It is now hard to imagine a world with no mobile phones, or internet, or laptop computers. But that was the world back in 1975, the year when millions of beach hotel bookings were cancelled and a whole generation of people would be scared to even dip their toes in the sea, lest the great white bogeyman got them.
This month marks the 40th anniversary of the release of a movie which seemed doomed to fail. Jaws opened in 466 cinema screens across America on June 20, 1975.
The story is, on the surface, straightforward enough; Great white shark picks the warm waters around the holiday resort of Amity Island as feeding grounds. The island’s chief of police (Roy Scheider), an ichthyologist (Richard Dreyfuss), and a seasoned shark hunter (Robert Shaw) team up to catch the beast.
Of course, there are many underlying themes both in the movie and the book which it based upon, and scholars and film experts have interpreted Jaws as everything from a tale of masculinity in crisis to a post-Watergate, paranoia-filled story of corrupt authorities.
Whatever your take on it is, the truth is that Jaws heralded a fundamental cultural shift in the way the movie industry worked, and it can be argued that it singlehandedly gave birth to the summer blockbuster phenomenon.
Yet, for all its well-deserved merits, the production of Jaws was fraught with problems. For starters, the movie’s very centrepiece, the shark itself, never really worked the way it was supposed to. Nicknamed Bruce, after Steven Spielberg’s lawyer, the shark model was a mechanical contraption which worked just fine in the testing warehouse, but the moment it was launched into seawater, Bruce floundered big time. Shot after shot and day after day of wasted footage became the norm for the production crew, and the movie would eventually –and spectacularly- overshoot its production schedule and budget. Spielberg himself thought he would never be allowed to direct another movie again.
Yet, in a way, Bruce’s failure would become the very reason that Jaws’s tension and frights worked so well. Out of sheer necessity, since the thing wouldn’t work properly anyway, Spielberg was forced to show as little of the shark as possible, and just like that, the magic happened. It was what you didn’t see that frightened you. The sense of unseen menace.
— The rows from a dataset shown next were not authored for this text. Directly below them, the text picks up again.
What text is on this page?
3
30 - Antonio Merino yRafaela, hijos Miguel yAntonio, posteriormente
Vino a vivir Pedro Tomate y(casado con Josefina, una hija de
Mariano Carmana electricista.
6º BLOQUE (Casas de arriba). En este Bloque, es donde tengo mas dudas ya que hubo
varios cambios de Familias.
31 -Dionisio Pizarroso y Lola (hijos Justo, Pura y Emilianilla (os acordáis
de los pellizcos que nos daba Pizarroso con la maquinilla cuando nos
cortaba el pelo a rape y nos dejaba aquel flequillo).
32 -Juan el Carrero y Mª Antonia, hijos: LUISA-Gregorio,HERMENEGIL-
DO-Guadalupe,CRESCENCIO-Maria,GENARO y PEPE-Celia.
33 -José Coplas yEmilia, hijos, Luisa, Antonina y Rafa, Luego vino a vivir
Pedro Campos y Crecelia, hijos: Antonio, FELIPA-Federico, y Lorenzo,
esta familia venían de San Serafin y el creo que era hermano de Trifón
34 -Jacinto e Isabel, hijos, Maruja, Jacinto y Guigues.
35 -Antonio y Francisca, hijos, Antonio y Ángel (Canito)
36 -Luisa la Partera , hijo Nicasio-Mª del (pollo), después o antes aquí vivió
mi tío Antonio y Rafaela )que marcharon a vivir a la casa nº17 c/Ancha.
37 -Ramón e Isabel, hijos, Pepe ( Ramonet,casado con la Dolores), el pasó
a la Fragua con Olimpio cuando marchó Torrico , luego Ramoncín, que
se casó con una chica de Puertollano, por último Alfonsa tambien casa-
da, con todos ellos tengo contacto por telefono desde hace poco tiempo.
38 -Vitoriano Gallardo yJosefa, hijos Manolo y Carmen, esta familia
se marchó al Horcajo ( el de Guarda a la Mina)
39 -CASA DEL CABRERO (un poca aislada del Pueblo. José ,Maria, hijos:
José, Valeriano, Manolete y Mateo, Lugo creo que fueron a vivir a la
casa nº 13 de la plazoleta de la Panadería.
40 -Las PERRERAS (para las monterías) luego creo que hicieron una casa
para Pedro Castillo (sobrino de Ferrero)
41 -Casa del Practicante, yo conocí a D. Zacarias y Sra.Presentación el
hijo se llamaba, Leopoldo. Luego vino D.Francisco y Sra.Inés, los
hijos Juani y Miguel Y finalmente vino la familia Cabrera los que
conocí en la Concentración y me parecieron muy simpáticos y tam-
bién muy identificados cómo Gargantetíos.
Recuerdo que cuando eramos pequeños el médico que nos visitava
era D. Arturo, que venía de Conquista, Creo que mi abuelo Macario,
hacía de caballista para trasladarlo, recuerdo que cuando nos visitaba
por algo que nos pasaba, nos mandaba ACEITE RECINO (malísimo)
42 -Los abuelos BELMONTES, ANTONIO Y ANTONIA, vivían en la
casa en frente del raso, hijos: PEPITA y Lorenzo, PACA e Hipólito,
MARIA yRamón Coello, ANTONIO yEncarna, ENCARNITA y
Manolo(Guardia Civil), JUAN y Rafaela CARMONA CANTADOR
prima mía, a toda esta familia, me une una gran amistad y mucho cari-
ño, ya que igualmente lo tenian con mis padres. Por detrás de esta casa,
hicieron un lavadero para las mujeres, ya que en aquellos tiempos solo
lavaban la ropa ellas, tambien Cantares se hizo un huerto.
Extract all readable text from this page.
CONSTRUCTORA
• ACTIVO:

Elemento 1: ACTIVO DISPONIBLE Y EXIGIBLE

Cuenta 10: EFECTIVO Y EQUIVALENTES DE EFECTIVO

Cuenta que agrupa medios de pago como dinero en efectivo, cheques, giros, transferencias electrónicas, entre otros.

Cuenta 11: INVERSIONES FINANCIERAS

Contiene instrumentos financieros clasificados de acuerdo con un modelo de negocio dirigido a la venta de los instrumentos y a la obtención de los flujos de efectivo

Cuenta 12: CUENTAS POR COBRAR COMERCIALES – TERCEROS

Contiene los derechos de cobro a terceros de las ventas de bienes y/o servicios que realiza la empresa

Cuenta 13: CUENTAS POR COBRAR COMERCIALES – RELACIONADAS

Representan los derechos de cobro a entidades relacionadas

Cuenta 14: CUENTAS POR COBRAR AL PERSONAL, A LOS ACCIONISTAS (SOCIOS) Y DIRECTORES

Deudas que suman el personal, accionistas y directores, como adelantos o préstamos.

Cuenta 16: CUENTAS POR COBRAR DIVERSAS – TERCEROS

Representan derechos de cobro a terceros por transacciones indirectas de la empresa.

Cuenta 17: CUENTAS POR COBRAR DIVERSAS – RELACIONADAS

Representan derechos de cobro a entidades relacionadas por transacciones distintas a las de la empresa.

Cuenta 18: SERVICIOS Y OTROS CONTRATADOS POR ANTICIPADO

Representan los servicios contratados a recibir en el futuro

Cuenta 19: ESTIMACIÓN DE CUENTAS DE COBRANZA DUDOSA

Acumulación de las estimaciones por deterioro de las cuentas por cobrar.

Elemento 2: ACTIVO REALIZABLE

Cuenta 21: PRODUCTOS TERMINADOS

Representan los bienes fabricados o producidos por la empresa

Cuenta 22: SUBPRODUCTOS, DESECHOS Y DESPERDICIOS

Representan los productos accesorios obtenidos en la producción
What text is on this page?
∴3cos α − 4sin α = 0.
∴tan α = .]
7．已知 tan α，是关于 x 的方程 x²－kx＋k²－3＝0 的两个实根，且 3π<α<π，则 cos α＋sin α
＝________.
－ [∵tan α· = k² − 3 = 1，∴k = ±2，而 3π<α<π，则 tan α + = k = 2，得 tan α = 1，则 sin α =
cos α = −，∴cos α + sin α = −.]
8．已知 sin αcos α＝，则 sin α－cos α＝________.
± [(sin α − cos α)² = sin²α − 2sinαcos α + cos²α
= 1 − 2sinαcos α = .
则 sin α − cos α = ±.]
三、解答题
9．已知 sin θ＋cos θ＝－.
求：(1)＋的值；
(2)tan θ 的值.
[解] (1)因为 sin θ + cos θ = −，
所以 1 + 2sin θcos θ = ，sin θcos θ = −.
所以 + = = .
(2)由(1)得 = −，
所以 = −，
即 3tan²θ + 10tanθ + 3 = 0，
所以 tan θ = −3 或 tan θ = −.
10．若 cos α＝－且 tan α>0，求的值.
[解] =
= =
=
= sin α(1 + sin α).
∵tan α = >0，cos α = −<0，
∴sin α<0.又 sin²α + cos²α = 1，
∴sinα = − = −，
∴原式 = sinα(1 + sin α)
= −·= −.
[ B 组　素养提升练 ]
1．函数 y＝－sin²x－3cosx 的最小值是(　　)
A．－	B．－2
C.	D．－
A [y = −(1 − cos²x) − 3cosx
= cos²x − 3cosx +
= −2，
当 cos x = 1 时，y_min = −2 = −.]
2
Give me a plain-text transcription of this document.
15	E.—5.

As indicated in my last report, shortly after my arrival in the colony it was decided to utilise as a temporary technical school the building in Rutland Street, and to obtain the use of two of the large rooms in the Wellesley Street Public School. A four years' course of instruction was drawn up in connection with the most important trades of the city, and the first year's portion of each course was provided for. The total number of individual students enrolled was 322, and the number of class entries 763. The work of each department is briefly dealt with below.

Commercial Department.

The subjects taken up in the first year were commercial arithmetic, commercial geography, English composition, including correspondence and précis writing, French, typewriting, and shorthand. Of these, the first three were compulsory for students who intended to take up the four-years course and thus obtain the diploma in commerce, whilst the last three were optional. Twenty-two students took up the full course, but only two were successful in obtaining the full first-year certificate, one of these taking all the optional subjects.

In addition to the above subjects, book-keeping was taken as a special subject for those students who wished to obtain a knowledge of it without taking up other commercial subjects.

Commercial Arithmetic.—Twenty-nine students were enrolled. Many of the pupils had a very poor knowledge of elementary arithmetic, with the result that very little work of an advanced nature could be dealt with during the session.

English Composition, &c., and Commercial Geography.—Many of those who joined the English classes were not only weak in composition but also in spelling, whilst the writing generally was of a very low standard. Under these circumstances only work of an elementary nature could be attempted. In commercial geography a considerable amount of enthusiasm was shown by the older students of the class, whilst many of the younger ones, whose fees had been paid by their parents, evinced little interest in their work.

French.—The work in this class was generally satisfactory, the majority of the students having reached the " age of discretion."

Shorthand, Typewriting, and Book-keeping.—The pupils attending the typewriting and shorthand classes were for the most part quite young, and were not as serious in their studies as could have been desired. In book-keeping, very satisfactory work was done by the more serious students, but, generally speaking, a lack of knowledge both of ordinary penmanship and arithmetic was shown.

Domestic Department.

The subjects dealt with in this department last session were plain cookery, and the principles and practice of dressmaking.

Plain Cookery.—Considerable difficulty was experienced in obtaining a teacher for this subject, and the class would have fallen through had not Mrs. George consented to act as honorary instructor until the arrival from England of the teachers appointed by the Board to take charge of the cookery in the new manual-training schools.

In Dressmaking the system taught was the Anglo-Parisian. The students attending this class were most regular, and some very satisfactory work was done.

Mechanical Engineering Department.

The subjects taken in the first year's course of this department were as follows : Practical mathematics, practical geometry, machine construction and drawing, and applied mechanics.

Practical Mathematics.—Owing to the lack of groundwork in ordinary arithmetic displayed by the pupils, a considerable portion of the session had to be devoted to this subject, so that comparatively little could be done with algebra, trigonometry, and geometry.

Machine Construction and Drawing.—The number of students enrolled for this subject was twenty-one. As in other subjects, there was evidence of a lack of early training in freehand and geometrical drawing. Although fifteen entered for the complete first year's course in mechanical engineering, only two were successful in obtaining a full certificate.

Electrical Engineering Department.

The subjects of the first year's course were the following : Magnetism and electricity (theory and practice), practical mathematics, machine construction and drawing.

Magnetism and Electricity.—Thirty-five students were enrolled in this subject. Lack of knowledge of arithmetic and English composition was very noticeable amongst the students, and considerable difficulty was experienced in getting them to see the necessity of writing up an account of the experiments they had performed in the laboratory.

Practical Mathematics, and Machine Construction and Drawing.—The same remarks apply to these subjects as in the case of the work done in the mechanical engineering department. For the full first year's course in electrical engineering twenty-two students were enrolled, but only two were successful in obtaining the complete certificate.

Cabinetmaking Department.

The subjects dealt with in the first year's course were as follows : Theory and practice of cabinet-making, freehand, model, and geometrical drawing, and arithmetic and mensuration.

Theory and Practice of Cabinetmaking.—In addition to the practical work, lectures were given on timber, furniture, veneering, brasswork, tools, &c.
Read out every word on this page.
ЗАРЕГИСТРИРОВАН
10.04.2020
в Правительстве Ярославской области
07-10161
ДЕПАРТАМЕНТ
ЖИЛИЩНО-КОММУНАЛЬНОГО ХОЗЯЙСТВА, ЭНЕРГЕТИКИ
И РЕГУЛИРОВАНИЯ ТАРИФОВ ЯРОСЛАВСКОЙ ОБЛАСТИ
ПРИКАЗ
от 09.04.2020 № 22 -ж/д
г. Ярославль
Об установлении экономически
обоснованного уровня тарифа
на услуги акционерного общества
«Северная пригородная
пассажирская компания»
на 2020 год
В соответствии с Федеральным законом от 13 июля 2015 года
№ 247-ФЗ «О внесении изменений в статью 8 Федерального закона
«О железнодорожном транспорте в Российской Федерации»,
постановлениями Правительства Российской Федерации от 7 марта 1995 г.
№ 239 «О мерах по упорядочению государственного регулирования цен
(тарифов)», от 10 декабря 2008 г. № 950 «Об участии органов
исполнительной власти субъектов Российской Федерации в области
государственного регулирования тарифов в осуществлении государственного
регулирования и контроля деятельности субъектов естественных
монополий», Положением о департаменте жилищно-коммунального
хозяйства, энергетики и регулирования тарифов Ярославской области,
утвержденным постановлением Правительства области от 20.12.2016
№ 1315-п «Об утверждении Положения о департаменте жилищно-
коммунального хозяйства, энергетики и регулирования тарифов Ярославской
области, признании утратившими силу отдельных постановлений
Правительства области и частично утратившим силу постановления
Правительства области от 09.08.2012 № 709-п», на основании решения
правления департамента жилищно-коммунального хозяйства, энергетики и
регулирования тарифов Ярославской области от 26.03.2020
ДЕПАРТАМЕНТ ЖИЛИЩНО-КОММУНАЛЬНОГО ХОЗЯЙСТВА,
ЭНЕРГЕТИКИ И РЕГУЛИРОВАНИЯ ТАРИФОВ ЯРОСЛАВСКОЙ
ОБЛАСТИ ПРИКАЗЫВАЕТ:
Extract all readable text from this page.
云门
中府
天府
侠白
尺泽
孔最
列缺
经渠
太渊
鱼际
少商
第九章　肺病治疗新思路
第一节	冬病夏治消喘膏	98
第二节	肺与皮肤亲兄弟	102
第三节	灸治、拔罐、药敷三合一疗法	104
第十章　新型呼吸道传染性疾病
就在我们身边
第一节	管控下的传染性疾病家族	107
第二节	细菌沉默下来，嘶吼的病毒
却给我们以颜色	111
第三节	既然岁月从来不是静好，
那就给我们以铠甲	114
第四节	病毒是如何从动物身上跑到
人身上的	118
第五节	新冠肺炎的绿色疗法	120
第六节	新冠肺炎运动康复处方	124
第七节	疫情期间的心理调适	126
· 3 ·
Brief, close up shots of a giant sea monster lurking beneath the waves teased the audience’s primal instincts, and long enduring images would become etched in the minds of millions of people worldwide.
Many believe, and would not get argument for me, that the template for the summer blockbuster was laid out in Jaws’ very fabric. A whole generation of so-called ‘mall-kids’ would begin flocking to multiplexes nationwide, summer after summer, to watch the latest big-budget wonder from A-list studios. And lots of kids meant lots of dollars.
The summer months had traditionally been considered “slow” in terms of big cinema releases. But Bruce changed all that. Producers soon realized that summer was the prime time for movie audiences. The entire release calendar was modified after Jaws’ massive success.
Jaws sold 25m tickets in the first month after release. Worldwide, it made close to $2bn, when adjusted to inflation.
And just like that, the summer blockbuster machine was born.
Of course, the trend has continued over the years. Every summer, our movie screens are graced with the latest Hollywood production, flashier, longer, and louder than the one that came the previous year.
This summer here in Ireland will see the release of the latest instalment in the Terminator franchise, Terminator: Genisys (July 2), and of course, the new Jurassic movie, Jurassic World, is just around the corner (June 12). And for the smallies in the house (and the not so small, as the minions seem to have quite a wide-reaching appeal), the Minions movie is hitting our cinemas on June 26.
40 years on, and probably for 40 or a 100 more, the movie screens will be packed, summer after summer, and overpriced popcorn will make someone a bit richer every time. Yet, that is the enduring magic of cinema.